President Francois Hollande said Sunday the French team’s success at Euro 2016 was helping the country to heal from the Paris attacks and that even the national team had been scarred by the events in November.
Authorities are bracing for mass celebrations if France -- a country still on high terrorist alert -- win Sunday’s final against Cristiano Ronaldo’s Portugal.
Tricolour flags fly from apartment blocks and bars, cafes and parks are packed for showings of Les Bleus matches on giants screens.
“The French people needed to find their way again,” Hollande said in a commentary on the wave of support for the national team that has been in disgrace in recent years.

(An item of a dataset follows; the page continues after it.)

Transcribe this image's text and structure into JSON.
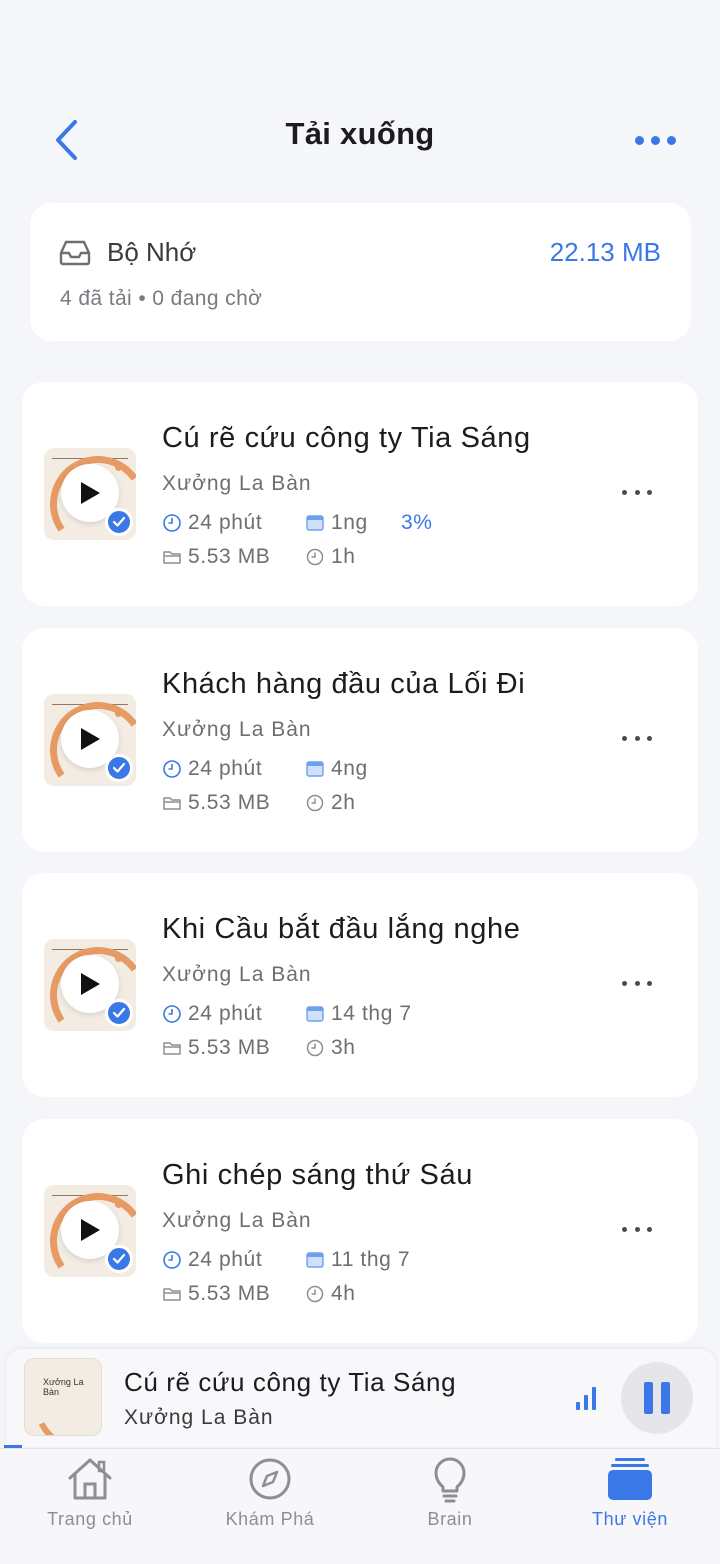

“We saw it at the time of the attacks. We came together in the dramas, we had to find ourselves in the happiness, to come together,” he wrote in the Journal du Dimanche.
The November 13 attacks across Paris left 130 dead. The Stade de France where France were playing Germany at the time was one of the sites targeted by suicide bombers along with the Bataclan concert hall and cafes that are now packed again.

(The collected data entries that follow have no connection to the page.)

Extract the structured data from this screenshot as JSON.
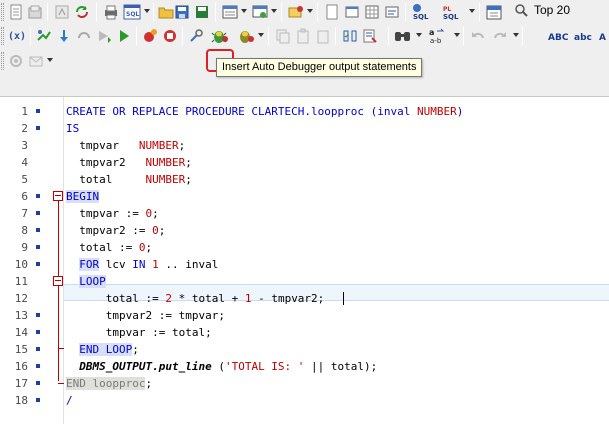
{
  "toolbar": {
    "top_combo_value": "Top 20",
    "tooltip": "Insert Auto Debugger output statements",
    "fx_label": "(x)",
    "sql_label": "SQL",
    "pl_label": "PL",
    "abc_label": "ABC",
    "abc_lower_label": "abc",
    "ab_label": "a-b"
  },
  "editor": {
    "lines": [
      {
        "num": "1"
      },
      {
        "num": "2"
      },
      {
        "num": "3"
      },
      {
        "num": "4"
      },
      {
        "num": "5"
      },
      {
        "num": "6"
      },
      {
        "num": "7"
      },
      {
        "num": "8"
      },
      {
        "num": "9"
      },
      {
        "num": "10"
      },
      {
        "num": "11"
      },
      {
        "num": "12"
      },
      {
        "num": "13"
      },
      {
        "num": "14"
      },
      {
        "num": "15"
      },
      {
        "num": "16"
      },
      {
        "num": "17"
      },
      {
        "num": "18"
      }
    ],
    "code": {
      "l1": {
        "a": "CREATE OR REPLACE PROCEDURE CLARTECH.loopproc (inval ",
        "b": "NUMBER",
        "c": ")"
      },
      "l2": {
        "a": "IS"
      },
      "l3": {
        "a": "  tmpvar   ",
        "b": "NUMBER",
        "c": ";"
      },
      "l4": {
        "a": "  tmpvar2   ",
        "b": "NUMBER",
        "c": ";"
      },
      "l5": {
        "a": "  total     ",
        "b": "NUMBER",
        "c": ";"
      },
      "l6": {
        "a": "BEGIN"
      },
      "l7": {
        "a": "  tmpvar := ",
        "b": "0",
        "c": ";"
      },
      "l8": {
        "a": "  tmpvar2 := ",
        "b": "0",
        "c": ";"
      },
      "l9": {
        "a": "  total := ",
        "b": "0",
        "c": ";"
      },
      "l10": {
        "a": "  ",
        "b": "FOR",
        "c": " lcv ",
        "d": "IN",
        "e": " ",
        "f": "1",
        "g": " .. inval"
      },
      "l11": {
        "a": "  ",
        "b": "LOOP"
      },
      "l12": {
        "a": "      total := ",
        "b": "2",
        "c": " * total + ",
        "d": "1",
        "e": " - tmpvar2;"
      },
      "l13": {
        "a": "      tmpvar2 := tmpvar;"
      },
      "l14": {
        "a": "      tmpvar := total;"
      },
      "l15": {
        "a": "  ",
        "b": "END LOOP",
        "c": ";"
      },
      "l16": {
        "a": "  ",
        "b": "DBMS_OUTPUT.put_line",
        "c": " (",
        "d": "'TOTAL IS: '",
        "e": " || total);"
      },
      "l17": {
        "a": "END loopproc",
        "b": ";"
      },
      "l18": {
        "a": "/"
      }
    }
  },
  "colors": {
    "keyword": "#0000d0",
    "type": "#c00000",
    "fold_marker": "#c00000",
    "highlight_ring": "#e02020",
    "tooltip_bg": "#ffffe1"
  }
}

Hollande said French team playing in Sunday’s final had been “very marked” by the attacks.
“The attacks were the same for them,” he wrote.
“They have decided they want to bring joy to the French people who experienced those events.
“They want to give happiness. (Didier) Deschamps has given them this desire to make people happy. They know that this isn’t just any ordinary moment in time,” Hollande said.
On November 13, the suicide bombers did not get into the stadium but one person was killed -- a Portuguese man whose family has said there should be a tribute at Sunday’s match.
The buildup to the tournament was dominated by fears that it could be a target for more attacks but also by weeks of strikes and protests over the government’s bid to reform labour laws.
Hollande has this year recorded some of the lowest popularity scores for a post-war French president, but might still stand for re-election next year.
He admitted that reality would eventually crowd in even if France wins Sunday’s final.
“Sport allows people to come together but politics divides people,” he said.
“The Euro sweeps away everything else, it brings people together, but life will resume afterwards.”
“I support the French team, I go to all their matches but I don’t want to use sport for politics. That’s not good for sport or for politics.”